Aussi notre exigence, reste notre ADN : continuer à dénoncer. Mais la vie diplomatique aussi cruelle qu’elle soit laisse des espaces de travail - et il y en a encore au sein du Traité - qu’il faudra sans relâche exploiter pour que les États ne puissent plus se dérober à leur responsabilité écrasante : respecter et faire respecter le droit international.

L'idée phare de cette 3ème conférence des États Parties au TCA et que l'on retrouve à différent moment de la conférence est qu'une mise en œuvre stricte du TCA et des nouveaux ODD pour 2030 sont liées. Ce lien entre le fait de contrôler l'afflux illicite d'armes et contribuer à la paix et au développement ne devrait pas faire débat et pourtant...

Farah Karimi d'Oxfam Nobib est venu à la tribune de la conférence pour mettre en avant l'un des arguments les plus forts montrant le lien entre le TCA et l'accomplissement des ODD :

Sans contrôle des armes il est impossible d'assurer la sécurité, sans sécurité le développement économique est impossible...

A plusieurs reprises, des délégués ainsi que des représentants de la société civile ont interpellé les participants de la conférence pour s'emparer de ce levier d'action et de plaidoyer que représentent les ODD. Les États doivent comprendre qu'en ratifiant le Traité et en le mettant strictement en œuvre, ils contribueront à protéger les droits économiques, sociaux et culturels. En clair, il s’agit d’œuvrer à éliminer la pauvreté et la faim, garantir un accès à l'eau potable, à des installations sanitaire, ou encore à l’éducation.
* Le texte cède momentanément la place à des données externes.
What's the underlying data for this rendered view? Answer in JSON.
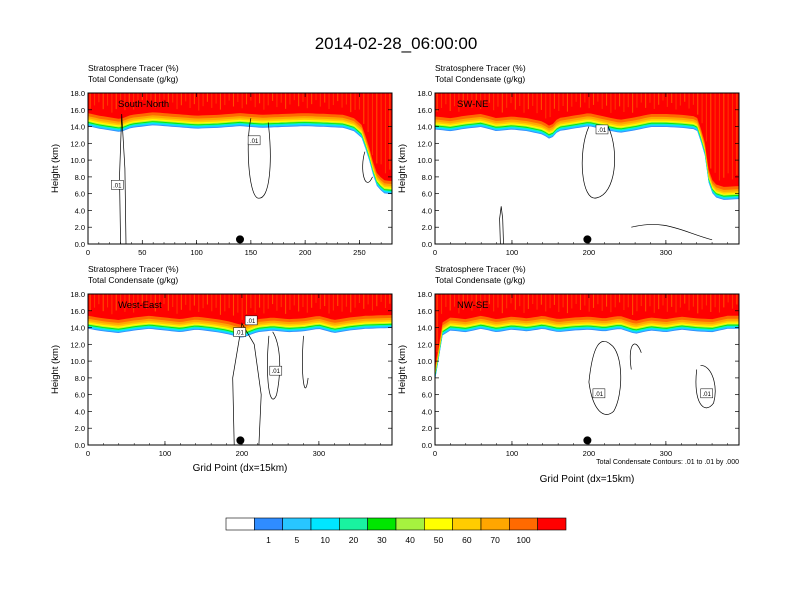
{
  "title": "2014-02-28_06:00:00",
  "panel_header": {
    "line1_label": "Stratosphere Tracer",
    "line1_unit": "(%)",
    "line2_label": "Total Condensate",
    "line2_unit": "(g/kg)"
  },
  "xlabel": "Grid Point (dx=15km)",
  "ylabel": "Height (km)",
  "contour_note": "Total Condensate Contours: .01 to .01 by .000",
  "contour_label": ".01",
  "colorbar": {
    "colors": [
      "#ffffff",
      "#2f8cff",
      "#28c6ff",
      "#00e6ff",
      "#19f3a0",
      "#00e600",
      "#a6f23f",
      "#ffff00",
      "#ffcc00",
      "#ffa600",
      "#ff6a00",
      "#ff0000"
    ],
    "labels": [
      "1",
      "5",
      "10",
      "20",
      "30",
      "40",
      "50",
      "60",
      "70",
      "100"
    ]
  },
  "chart_data": [
    {
      "type": "heatmap",
      "name": "South-North",
      "xlim": [
        0,
        280
      ],
      "ylim": [
        0,
        18
      ],
      "xticks": [
        0,
        50,
        100,
        150,
        200,
        250
      ],
      "yticks": [
        "0.0",
        "2.0",
        "4.0",
        "6.0",
        "8.0",
        "10.0",
        "12.0",
        "14.0",
        "16.0",
        "18.0"
      ],
      "tropopause_km": [
        [
          0,
          15.6
        ],
        [
          10,
          15.3
        ],
        [
          20,
          15.1
        ],
        [
          30,
          14.9
        ],
        [
          40,
          15.4
        ],
        [
          60,
          15.7
        ],
        [
          80,
          15.5
        ],
        [
          100,
          15.3
        ],
        [
          120,
          15.4
        ],
        [
          140,
          15.6
        ],
        [
          160,
          15.4
        ],
        [
          180,
          15.5
        ],
        [
          200,
          15.6
        ],
        [
          220,
          15.5
        ],
        [
          235,
          15.4
        ],
        [
          245,
          15.0
        ],
        [
          252,
          14.2
        ],
        [
          258,
          12.0
        ],
        [
          262,
          10.0
        ],
        [
          266,
          8.5
        ],
        [
          272,
          7.6
        ],
        [
          280,
          7.5
        ]
      ],
      "marker_x": 140,
      "contour_labels": [
        {
          "x": 27,
          "y": 7.0
        },
        {
          "x": 153,
          "y": 12.3
        }
      ]
    },
    {
      "type": "heatmap",
      "name": "SW-NE",
      "xlim": [
        0,
        395
      ],
      "ylim": [
        0,
        18
      ],
      "xticks": [
        0,
        100,
        200,
        300
      ],
      "yticks": [
        "0.0",
        "2.0",
        "4.0",
        "6.0",
        "8.0",
        "10.0",
        "12.0",
        "14.0",
        "16.0",
        "18.0"
      ],
      "tropopause_km": [
        [
          0,
          15.2
        ],
        [
          20,
          15.0
        ],
        [
          40,
          15.3
        ],
        [
          60,
          15.5
        ],
        [
          80,
          15.0
        ],
        [
          100,
          15.2
        ],
        [
          120,
          15.0
        ],
        [
          140,
          14.6
        ],
        [
          150,
          14.0
        ],
        [
          160,
          15.0
        ],
        [
          180,
          15.3
        ],
        [
          200,
          15.6
        ],
        [
          220,
          15.2
        ],
        [
          240,
          14.8
        ],
        [
          260,
          15.1
        ],
        [
          280,
          15.5
        ],
        [
          300,
          15.5
        ],
        [
          320,
          15.4
        ],
        [
          340,
          15.2
        ],
        [
          350,
          12.5
        ],
        [
          355,
          9.0
        ],
        [
          362,
          7.2
        ],
        [
          375,
          6.8
        ],
        [
          395,
          6.9
        ]
      ],
      "marker_x": 198,
      "contour_labels": [
        {
          "x": 217,
          "y": 13.6
        }
      ]
    },
    {
      "type": "heatmap",
      "name": "West-East",
      "xlim": [
        0,
        395
      ],
      "ylim": [
        0,
        18
      ],
      "xticks": [
        0,
        100,
        200,
        300
      ],
      "yticks": [
        "0.0",
        "2.0",
        "4.0",
        "6.0",
        "8.0",
        "10.0",
        "12.0",
        "14.0",
        "16.0",
        "18.0"
      ],
      "tropopause_km": [
        [
          0,
          15.4
        ],
        [
          20,
          15.1
        ],
        [
          40,
          14.9
        ],
        [
          60,
          15.2
        ],
        [
          80,
          15.4
        ],
        [
          100,
          15.2
        ],
        [
          120,
          15.0
        ],
        [
          140,
          15.3
        ],
        [
          160,
          15.1
        ],
        [
          180,
          14.8
        ],
        [
          200,
          14.3
        ],
        [
          220,
          15.0
        ],
        [
          240,
          15.2
        ],
        [
          260,
          15.0
        ],
        [
          280,
          15.1
        ],
        [
          300,
          15.4
        ],
        [
          320,
          14.9
        ],
        [
          340,
          15.2
        ],
        [
          360,
          15.4
        ],
        [
          395,
          15.5
        ]
      ],
      "marker_x": 198,
      "contour_labels": [
        {
          "x": 212,
          "y": 14.8
        },
        {
          "x": 197,
          "y": 13.4
        },
        {
          "x": 244,
          "y": 8.8
        }
      ]
    },
    {
      "type": "heatmap",
      "name": "NW-SE",
      "xlim": [
        0,
        395
      ],
      "ylim": [
        0,
        18
      ],
      "xticks": [
        0,
        100,
        200,
        300
      ],
      "yticks": [
        "0.0",
        "2.0",
        "4.0",
        "6.0",
        "8.0",
        "10.0",
        "12.0",
        "14.0",
        "16.0",
        "18.0"
      ],
      "tropopause_km": [
        [
          0,
          9.2
        ],
        [
          4,
          11.0
        ],
        [
          8,
          14.5
        ],
        [
          20,
          15.2
        ],
        [
          40,
          15.0
        ],
        [
          60,
          15.4
        ],
        [
          80,
          15.0
        ],
        [
          100,
          15.3
        ],
        [
          120,
          15.1
        ],
        [
          140,
          15.4
        ],
        [
          160,
          15.0
        ],
        [
          180,
          15.2
        ],
        [
          200,
          15.3
        ],
        [
          220,
          15.1
        ],
        [
          240,
          15.4
        ],
        [
          260,
          14.8
        ],
        [
          280,
          15.2
        ],
        [
          300,
          15.0
        ],
        [
          320,
          15.3
        ],
        [
          340,
          15.1
        ],
        [
          360,
          15.0
        ],
        [
          380,
          15.4
        ],
        [
          395,
          15.4
        ]
      ],
      "marker_x": 198,
      "contour_labels": [
        {
          "x": 213,
          "y": 6.1
        },
        {
          "x": 353,
          "y": 6.1
        }
      ]
    }
  ]
}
Il s’agit aussi de renforcer par exemple l’égalité homme-femme. Les États ont en fait tout intérêt à rejoindre le TCA. Et il est d’ailleurs satisfaisant de constater qu’ils continuent à rejoindre le Traité. Ainsi, le Brésil, la Malaisie, le Kazakhstan, Haïti, Angola ont annoncé finaliser leur processus interne pour rejoindre le Traité. Un effort doit être encore fait pour que les grands exportateurs comme les pays d’Asie, grands absents, rejoignent le Traité. A l’heure actuelle, il recouvre 30% du marché mondial de l’armement en réunissant 28 des 50 plus importants exportateurs d’armement.

Le rôle des parlementaires

Ces derniers ont un rôle important à jouer notamment en vue de l’universalisation du TCA. Lors d'un side-event ce sont les parlementaires et le rôle décisif qu'ils peuvent avoir dans la mise en œuvre du Traité qui ont été mis en avant. En effet, les parlementaires en tant que représentants du peuple, législateur et en attirant l'attention sur des questions importantes ont un rôle privilégié à jouer. Ils peuvent faire la différence au niveau des États mais ils ne sont que très peu présents à la conférence. Le but de ce side-event était de réfléchir à partir du cas de la Côte d'Ivoire à des moyens de les impliquer davantage. Des solutions ont été proposées comme des formations aux parlementaires pour améliorer leur connaissance et compréhension du TCA, mettre en place un réseau d'experts, inclure les parlementaires dans les délégations participant à la conférence. Une idée pour impliquer les parlementaires français.